Se calhar daí um pouco aquela questão da descartabilidade. Ao não haver tantos meios, produzem-se coisas que acabam por morrer mais depressa, não? Eu penso que não será tanto por aí. Porque há coisas que podem ser gravadas com uma guitarra e voz e que, de repente, ganham eternidade. Dificulta a possibilidade de poderes voar e sonhar mais alto e, de repente, quereres sair e saltar para fora da zona de conforto para arriscar algo… Os meios económicos que existem hoje em dia para se trabalhar na música são muito inferiores aos que existiam antigamente. Toda a gente sabe que as plataformas pagam miseravelmente.

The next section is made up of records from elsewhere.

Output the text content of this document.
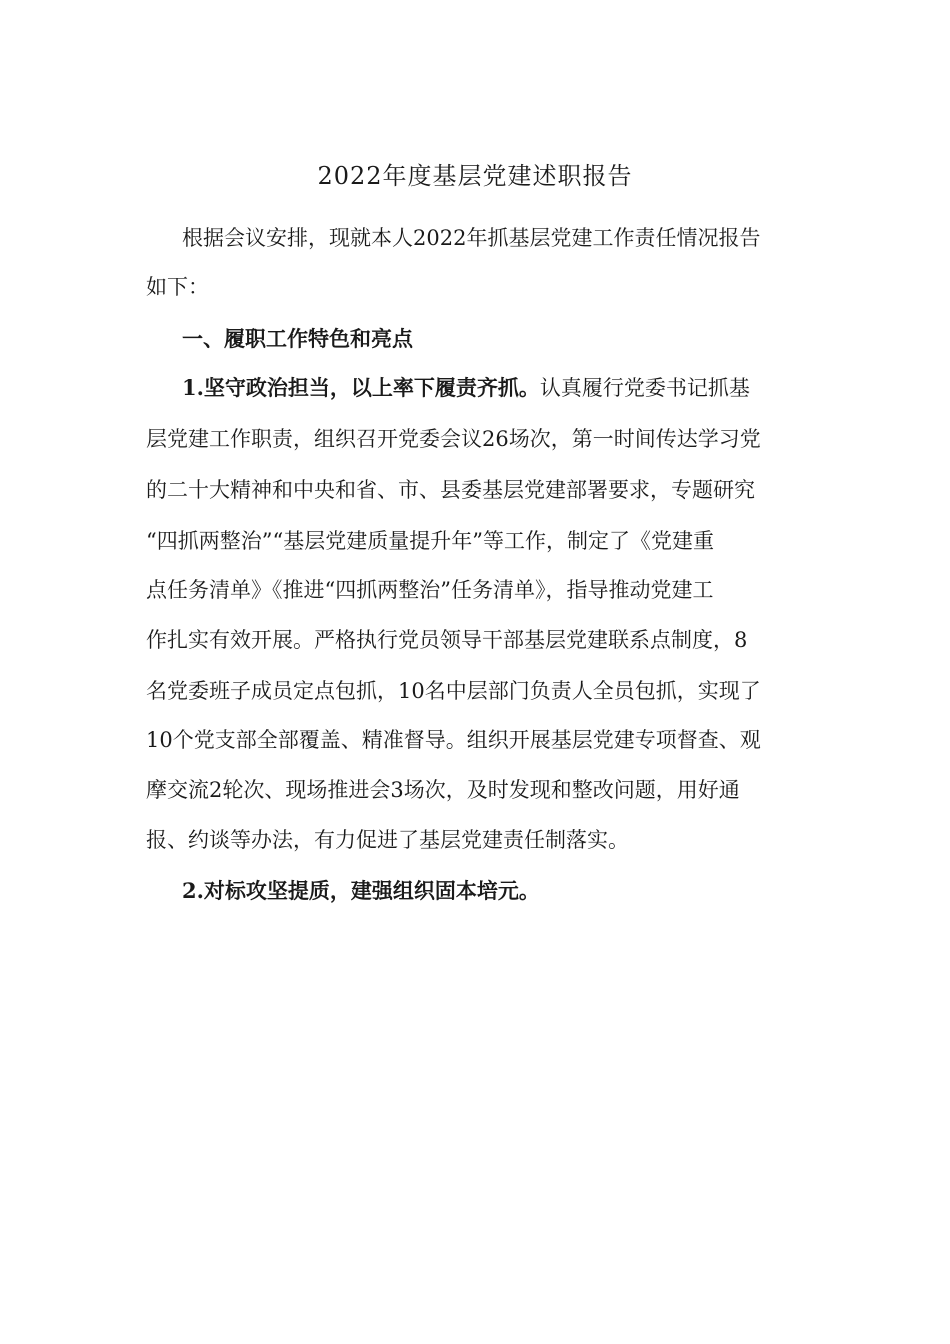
2022年度基层党建述职报告

根据会议安排，现就本人2022年抓基层党建工作责任情况报告

如下：

一、履职工作特色和亮点

1.坚守政治担当，以上率下履责齐抓。认真履行党委书记抓基

层党建工作职责，组织召开党委会议26场次，第一时间传达学习党

的二十大精神和中央和省、市、县委基层党建部署要求，专题研究

“四抓两整治”“基层党建质量提升年”等工作，制定了《党建重

点任务清单》《推进“四抓两整治”任务清单》，指导推动党建工

作扎实有效开展。严格执行党员领导干部基层党建联系点制度，8

名党委班子成员定点包抓，10名中层部门负责人全员包抓，实现了

10个党支部全部覆盖、精准督导。组织开展基层党建专项督查、观

摩交流2轮次、现场推进会3场次，及时发现和整改问题，用好通

报、约谈等办法，有力促进了基层党建责任制落实。

2.对标攻坚提质，建强组织固本培元。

São mais de 40 anos de carreira, palcos, entrevistas… o que é que o motiva a continuar a contar as suas histórias? Exatamente isso. A música é aquilo que eu faço, que sei fazer, e aquilo que sempre fiz. É onde eu sinto a minha identidade. É onde eu me sinto útil, até para comigo próprio. A música tem uma vantagem fantástica em relação a outras artes, que é poderes encarar o teu público de frente e saberes o resultado real daquilo que fizeste. Isso é magnífico, é insubstituível, e faz com que tenhas constantemente essa necessidade e essa vontade de subir aos palcos. O teatro é muito assim também. Tudo o que tem esse contacto direto com o público é assim. O ator pode ensaiar uma peça durante as vezes que for necessário para a pôr em palco, mas quando está mesmo sobre o palco e se abre o pano e o público está lá… eu não sou ator, mas acredito que sintam o mesmo que nós sentimos. De repente, transformamo-nos. Somos outros. Somos os mesmos, mas somos outros.
Então o público também faz parte, de alguma forma, dessa identidade do artista? Claro, obviamente. Porque ao longo destes anos todos o público foi acrescentando. É engraçado quando sentes, de facto, a ligação intergeracional que existe.
Há pouco falou da escolha das músicas para o concerto… Qual foi o critério? É muito difícil. Há que ter as músicas todas à frente, ouvir, perceber, tocar… Saber quais é que se adaptam melhor, por exemplo, a ser tocadas só com uma guitarra. Até porque estamos a falar de músicas que estavam ao canto da noite, então não há imaginário. Posso ir buscá-las e tocá-las como no momento em que se compuseram. Ou seja, não há nenhum vício de querer ouvir com arranjos. É engraçado, há músicas que se tornaram imortais no nosso imaginário da vida toda, e que nós cantamos o riff de metais ou de guitarra de cor. Toda a gente sabe o solo de guitarra do Hotel California (dos Eagles) de cor e salteado.
Ainda há nervoso miudinho antes de subir ao palco? Há, e é bom que haja, e ansiedade e tudo. São as tais borboletas, dizemos isso de uma maneira carinhosa e existe, até porque no dia em que deixar de existir, é porque deixou de fazer sentido. Estamos a arrancar para o ponto máximo, ou seja, para aquilo a que se destina o nosso trabalho. Este é o destino final do nosso trabalho, entregar ao público aquilo que fazemos. Há dias estava a falar com uma atriz e estávamos a comparar estas coisas, estas emoções, e ela disse-me que sentia exatamente o mesmo. Uma tensão e mais, dias antes do espetáculo, quando a data se começa a aproximar, começam os sonhos. São sonhos coincidentes. Começa a vir esse estado de comoção e de emoção. Era bom que os psicólogos se pudessem debruçar sobre isto, sobre como é que se conseguem juntar tantos estados emocionais tão diferentes sem criar aqui uma crise qualquer [risos].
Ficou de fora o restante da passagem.